Hasta que a media mañana fuimos Ana y yo a echar una mano (y yo por mi parte también a conocer esta costumbre) pensaba que semejante cantidad de roscas era una exageración. No me equivocaba, pero hay que decir que la Adelina era de las más comedidas. Aunque cuando la vi cascando un cubo de huevos para la masa pensé que jamás en la vida vería una cosa igual. Esta vez sí, me equivocaba. A lo largo de la mañana vi cascar hasta cuatro cubos de huevos, y para una sola familia.
Impresionaba sobremanera el ambiente de la panadería. Más de treinta personas se afanaban en hacer masas, cortarlas, darles forma, y posteriormente, pintarlas con huevo y decorarlas con azúcar mojada en anís, y fruta escarchada. Y para qué hablar del aroma a dulce, anís y pan recién hecho. Todo parecía formar parte de una maquinaria brutal, pero enormemente coordinada.

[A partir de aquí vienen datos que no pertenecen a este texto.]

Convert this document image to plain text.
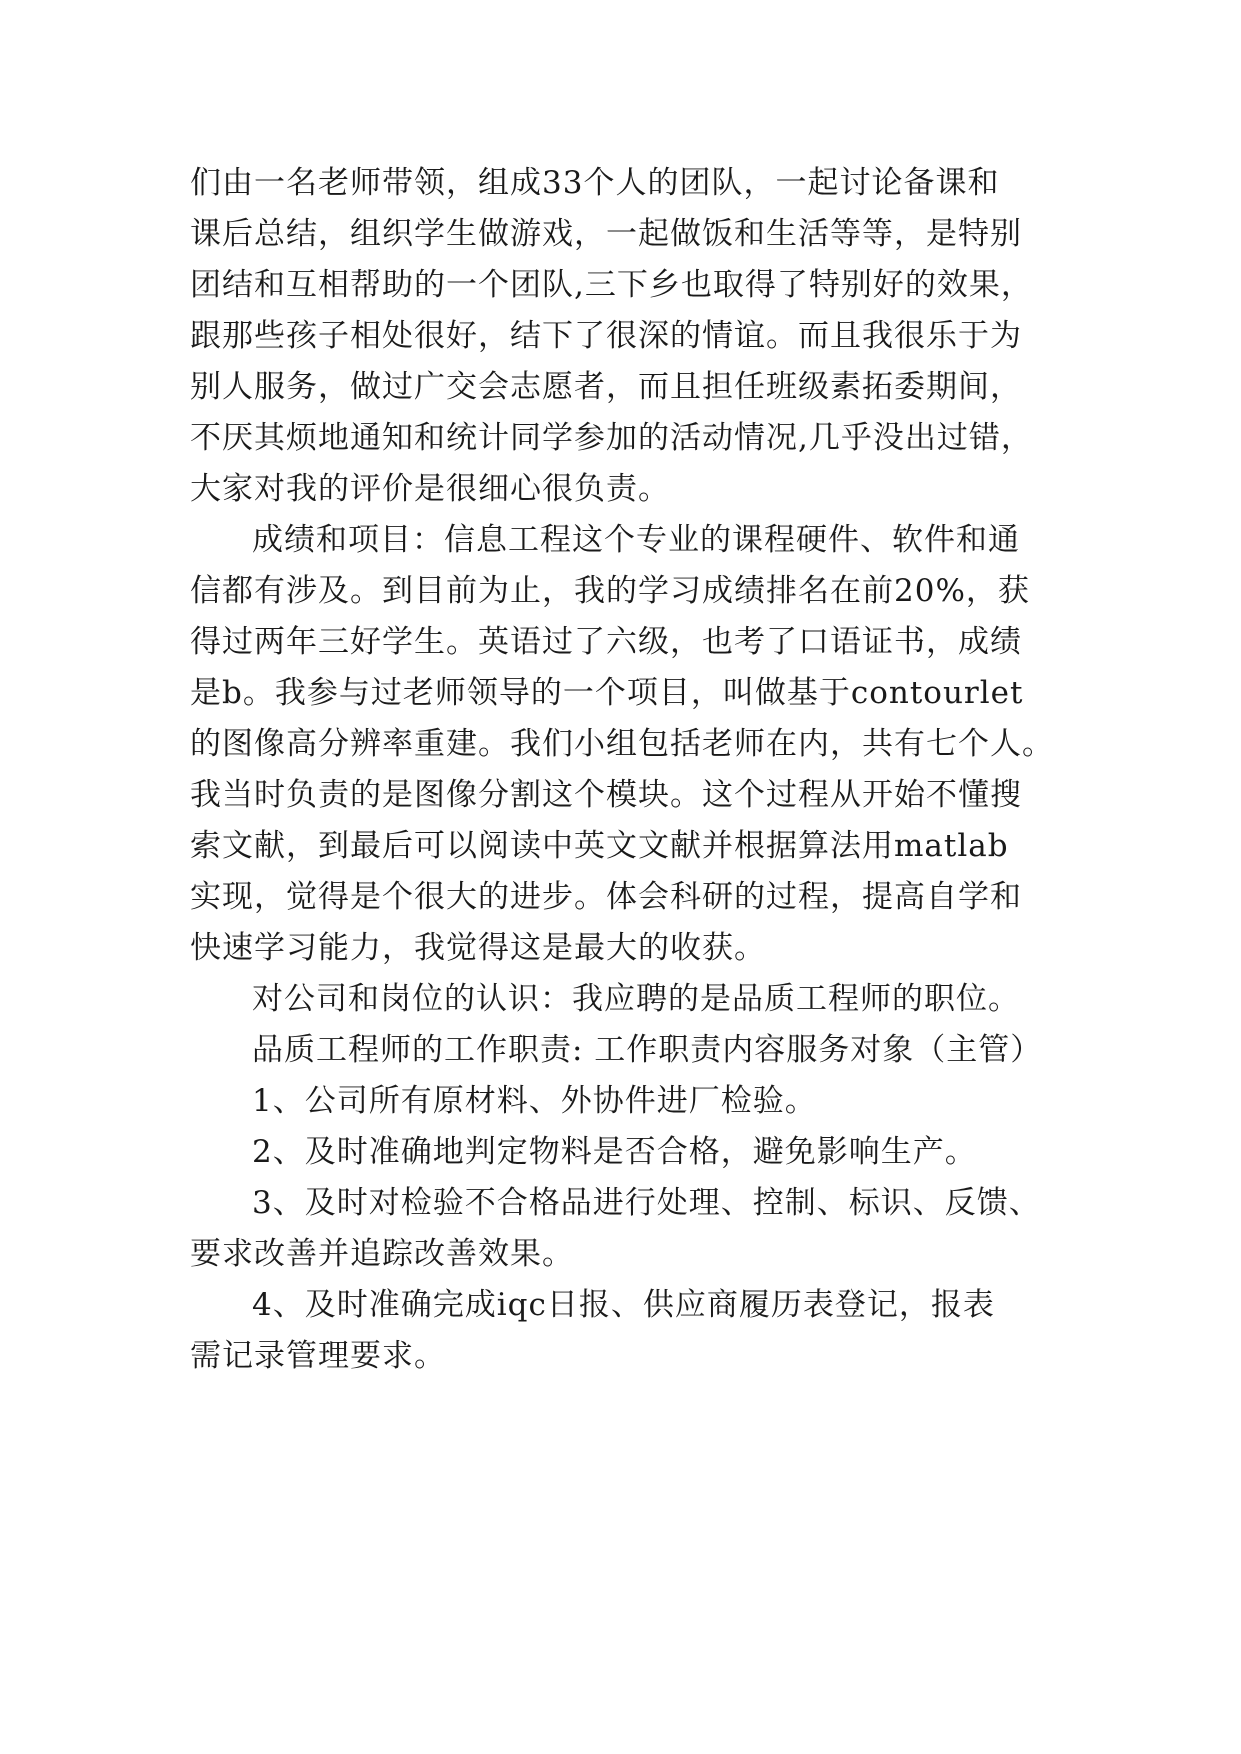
们由一名老师带领，组成33个人的团队，一起讨论备课和
课后总结，组织学生做游戏，一起做饭和生活等等，是特别
团结和互相帮助的一个团队,三下乡也取得了特别好的效果，
跟那些孩子相处很好，结下了很深的情谊。而且我很乐于为
别人服务，做过广交会志愿者，而且担任班级素拓委期间，
不厌其烦地通知和统计同学参加的活动情况,几乎没出过错，
大家对我的评价是很细心很负责。
成绩和项目：信息工程这个专业的课程硬件、软件和通
信都有涉及。到目前为止，我的学习成绩排名在前20%，获
得过两年三好学生。英语过了六级，也考了口语证书，成绩
是b。我参与过老师领导的一个项目，叫做基于contourlet
的图像高分辨率重建。我们小组包括老师在内，共有七个人。
我当时负责的是图像分割这个模块。这个过程从开始不懂搜
索文献，到最后可以阅读中英文文献并根据算法用matlab
实现，觉得是个很大的进步。体会科研的过程，提高自学和
快速学习能力，我觉得这是最大的收获。
对公司和岗位的认识：我应聘的是品质工程师的职位。
品质工程师的工作职责: 工作职责内容服务对象（主管）
1、公司所有原材料、外协件进厂检验。
2、及时准确地判定物料是否合格，避免影响生产。
3、及时对检验不合格品进行处理、控制、标识、反馈、
要求改善并追踪改善效果。
4、及时准确完成iqc日报、供应商履历表登记，报表
需记录管理要求。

En una amasadora como esta hizo Adelina la masa. Había otra el doble de grande, que era utilizada por quien hacía masa para unas treinta roscas.
Tuvimos problema, pese a todo. Los hornos no daban abasto para tanta rosca, y las masas empezaban a pujarse más allá de la cuenta, con consiguiente riesgo de desmoronarse durante al horneado. Nuestras roscas tuvieron ese problema. Especialmente dramático fue el caso de las trenzas. Se pujaron tanto que empezaron a deformarse y romperse. Una vez horneadas, más que trenzas parecían sendos cocodrilos, merced a los bultos que le habían salido, semejantes a patas, allí donde la masa se había desparramado. Lástima, no me pude hacer con ninguna. ^_^
Y luego, claro, había que transportarlas. Tres viajes tuve que dar con el Renault 21 para llevarlas de la panadería a la casa, donde las pusimos en el salón. No había por donde pasar, de tanta rosca que había. Y por la tarde y a la mañana siguiente, me tocó hacer de repartidor. Repartimos Ana y yo roscas por Pontevedra, y Sanxenxo (a unos veintitantos kilómetros de Pontevedra) y pedanías. Lo mejor de todo fue la visita a los abuelos de Ana, que viven en Aldariz, dentro de la parroquia de Padriñán. A su casa se llega trepando por el monte por un camino de cabras, aunque vale la pena. La vista es espectacular.